When the light is right

I am still slogging away at the MMP. Inspired by Jane B., I have for the moment put aside the effort to compose the perfect concluding paragraph, and am working on the bibliography, since it also has to be done, and it does keep me in touch with the project. The bibliography work mainly involves combing through my footnotes, with a side order of tracking down details online.

Here I have to note that at least since early October I have been in a state of combined despair and anxiety over this project, wondering why it is such a struggle to put to bed, when I thought I would polish it off in three weeks last summer. The editors have not been nagging me, but I’m doing a fantastic job of nagging myself.

Working on the notes/bibliography is doing wonders for my state of mind. Look at that list of manuscript and archival documents consulted in the making of this essay! The list of primary sources is wide-ranging. The list of secondary sources includes work in at least three separate scholarly fields. I think altogether I cite works in five different languages. I still wish I could work more quickly, but by all the gods, I am thorough.
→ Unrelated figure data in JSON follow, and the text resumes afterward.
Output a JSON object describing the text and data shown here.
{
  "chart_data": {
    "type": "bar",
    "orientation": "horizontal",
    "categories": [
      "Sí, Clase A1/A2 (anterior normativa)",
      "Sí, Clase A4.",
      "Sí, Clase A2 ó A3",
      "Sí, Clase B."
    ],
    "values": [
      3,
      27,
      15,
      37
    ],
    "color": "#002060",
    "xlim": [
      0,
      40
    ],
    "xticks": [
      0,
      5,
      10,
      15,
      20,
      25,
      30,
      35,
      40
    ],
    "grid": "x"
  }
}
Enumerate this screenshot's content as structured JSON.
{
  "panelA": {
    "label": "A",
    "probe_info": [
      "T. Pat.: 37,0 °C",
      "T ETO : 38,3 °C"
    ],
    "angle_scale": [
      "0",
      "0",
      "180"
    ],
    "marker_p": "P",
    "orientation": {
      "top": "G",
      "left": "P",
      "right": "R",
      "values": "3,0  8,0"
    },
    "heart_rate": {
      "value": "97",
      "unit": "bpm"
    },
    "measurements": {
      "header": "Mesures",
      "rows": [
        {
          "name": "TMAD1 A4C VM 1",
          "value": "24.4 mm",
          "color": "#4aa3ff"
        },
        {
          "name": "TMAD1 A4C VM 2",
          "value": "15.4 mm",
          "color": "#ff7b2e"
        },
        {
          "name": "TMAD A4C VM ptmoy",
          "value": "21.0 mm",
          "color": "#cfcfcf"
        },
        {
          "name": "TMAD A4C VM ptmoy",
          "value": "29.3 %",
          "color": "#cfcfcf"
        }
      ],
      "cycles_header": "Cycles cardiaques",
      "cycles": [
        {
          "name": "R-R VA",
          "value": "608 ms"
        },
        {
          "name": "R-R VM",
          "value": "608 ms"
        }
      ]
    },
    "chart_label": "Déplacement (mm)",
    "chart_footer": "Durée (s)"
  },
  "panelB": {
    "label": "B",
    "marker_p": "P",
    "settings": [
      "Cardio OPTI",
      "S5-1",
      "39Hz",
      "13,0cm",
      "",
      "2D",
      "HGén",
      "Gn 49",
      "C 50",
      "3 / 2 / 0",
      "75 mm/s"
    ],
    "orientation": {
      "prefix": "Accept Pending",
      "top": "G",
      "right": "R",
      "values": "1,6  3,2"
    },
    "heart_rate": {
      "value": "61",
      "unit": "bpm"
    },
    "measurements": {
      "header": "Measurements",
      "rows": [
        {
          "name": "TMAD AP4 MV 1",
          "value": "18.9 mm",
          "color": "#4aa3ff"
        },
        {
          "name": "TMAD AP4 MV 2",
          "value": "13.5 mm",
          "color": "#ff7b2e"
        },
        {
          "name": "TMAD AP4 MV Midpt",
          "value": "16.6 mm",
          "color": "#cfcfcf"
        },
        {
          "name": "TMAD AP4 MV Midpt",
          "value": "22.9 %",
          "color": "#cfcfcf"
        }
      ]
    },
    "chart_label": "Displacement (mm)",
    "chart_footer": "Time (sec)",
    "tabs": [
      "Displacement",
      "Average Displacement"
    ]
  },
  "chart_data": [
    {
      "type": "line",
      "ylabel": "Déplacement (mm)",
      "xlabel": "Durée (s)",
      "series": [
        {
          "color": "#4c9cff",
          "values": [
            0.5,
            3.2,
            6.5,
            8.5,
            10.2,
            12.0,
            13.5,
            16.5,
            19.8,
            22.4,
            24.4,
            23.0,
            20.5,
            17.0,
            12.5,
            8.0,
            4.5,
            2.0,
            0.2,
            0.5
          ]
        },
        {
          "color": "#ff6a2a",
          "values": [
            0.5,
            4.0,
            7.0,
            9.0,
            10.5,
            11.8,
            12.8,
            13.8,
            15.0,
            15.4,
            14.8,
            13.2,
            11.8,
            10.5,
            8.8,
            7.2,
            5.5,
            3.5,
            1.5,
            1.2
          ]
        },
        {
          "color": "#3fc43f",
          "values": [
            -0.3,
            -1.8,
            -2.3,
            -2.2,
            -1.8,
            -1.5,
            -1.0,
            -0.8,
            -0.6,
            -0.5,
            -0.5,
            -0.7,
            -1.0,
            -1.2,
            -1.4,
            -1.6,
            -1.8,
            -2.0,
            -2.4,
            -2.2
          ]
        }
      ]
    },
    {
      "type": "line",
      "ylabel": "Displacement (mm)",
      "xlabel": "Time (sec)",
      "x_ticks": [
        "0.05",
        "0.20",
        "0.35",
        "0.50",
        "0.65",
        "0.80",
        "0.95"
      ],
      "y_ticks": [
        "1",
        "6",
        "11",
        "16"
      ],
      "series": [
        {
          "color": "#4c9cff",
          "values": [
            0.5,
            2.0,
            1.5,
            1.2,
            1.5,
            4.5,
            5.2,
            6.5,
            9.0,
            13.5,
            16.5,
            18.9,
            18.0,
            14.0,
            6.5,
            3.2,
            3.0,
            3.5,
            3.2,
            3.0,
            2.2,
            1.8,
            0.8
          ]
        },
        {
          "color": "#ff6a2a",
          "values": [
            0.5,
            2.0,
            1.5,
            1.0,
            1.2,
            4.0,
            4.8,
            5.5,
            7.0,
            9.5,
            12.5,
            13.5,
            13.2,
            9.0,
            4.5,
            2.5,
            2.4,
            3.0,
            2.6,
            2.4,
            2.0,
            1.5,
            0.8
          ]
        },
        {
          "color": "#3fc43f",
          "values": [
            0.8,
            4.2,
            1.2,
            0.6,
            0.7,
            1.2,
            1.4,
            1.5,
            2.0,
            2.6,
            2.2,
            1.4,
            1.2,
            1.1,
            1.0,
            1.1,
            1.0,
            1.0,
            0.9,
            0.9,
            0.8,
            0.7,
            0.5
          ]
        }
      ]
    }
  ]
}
Sometimes I actually impress myself.

A pleasant pastime: Pym exhibit

Pym Fan and other fans! As usual, I was minding my own business and hunting down something else entirely, something relevant to the MMP, when I stumbled across this: http://www.bodleian.ox.ac.uk/whatson/whats-on/online/barbara-pym-and-the-bodleian#gallery-item=. The Bodleian has way too much cool stuff on their site (NB, this is not a serious complaint). The Pym exhibit is of modest size, so it didn’t even delay me too long. Indeed, I could wish there were more, except that I need to get back to the more distant past.

I guess I’ll think of it as an unscheduled stop in my time machine.

Fits and starts

One reason I haven’t been posting much lately (maybe even the main reason) is that I have been slogging through the Slough of Revisions, my vitals gnawed by Palpable Worms of Guilt and Anxiety, as I try to sharpen arguments, deepen context, and reduce verbiage. Despite my efforts at that last, the first two have resulted in considerable expansion to the MMP (whatever the number, it’s the last one), and I hope devoutly that the editors won’t decide I’ve added so much that it’s a new contribution and send it back out for yet another review.

Sometime soon, I’d like to do a reflective post on what I’ve learned from this long process. (Announcing it means I probably will never write it, sorry, don’t hold your breath.) I’m not done-done yet. Next up, I need to go through the notes and make sure all the first references are full and subsequent ones are brief, because some text has moved around, and check that I haven’t left out any key citations in the process of revising. My writing group will look at the new paragraphs that introduce each section, and check transitions, though the whole thing is way too long to expect them to read it in full (we usually submit 1-10 pages to the group).

It is almost done. I have had way too many days this fall when I haven’t managed to work on it. This sort of focus on argument and big-picture “flow” is very hard for me. Usually the time I have available for research is late in the day and I can’t tell if “See Jane Run” makes sense, let alone my own work to which I am way too close. Having written so many drafts of the MMP, I’ve lost track of what details are in which one, and it seems as if the current draft ought to be an accretion of all that went before. But it’s not. I have, for instance, resurrected a chunk of the conclusion from a previous incarnation’s conclusion, and was surprised that I’d lost it because there’s a quote I love. I’m sure it happened when I was hacking and slashing the second rejected version to meet a draconian word limit for a prestigious journal. (Reviewers thought it seemed disjointed. No shit, really?) But anyway! Last night I went to bed not too late, this morning Basement Cat woke me up at dawn, and there was my magic bullet: two hours this morning before I had to do anything else! And so now I’m down to working on notes and checking that the topic sentences really are there, and those are things I can do with only half a brain, so soon, soon, I will be sending it off again.

And then working on another set of revisions, which will, however, be easier. I think.

R. I. P. Neighbor Catboy

He was vastly more gregarious than the Scot, but the same sort of purely loving soul. If his person struggled to let him go, I can believe that he tried to stay with her as long as he possibly could, and can understand that it would be very hard to lose that sort of generous, uncomplicated affection. I love our current cats, but I still miss the Scot, who was my very special one. I’m not telling my poor bereaved former neighbor that she may always miss her Catboy, even if she loves another cat just as much.

Some animals just seem like the essence of love, and we’re lucky to share some time with them.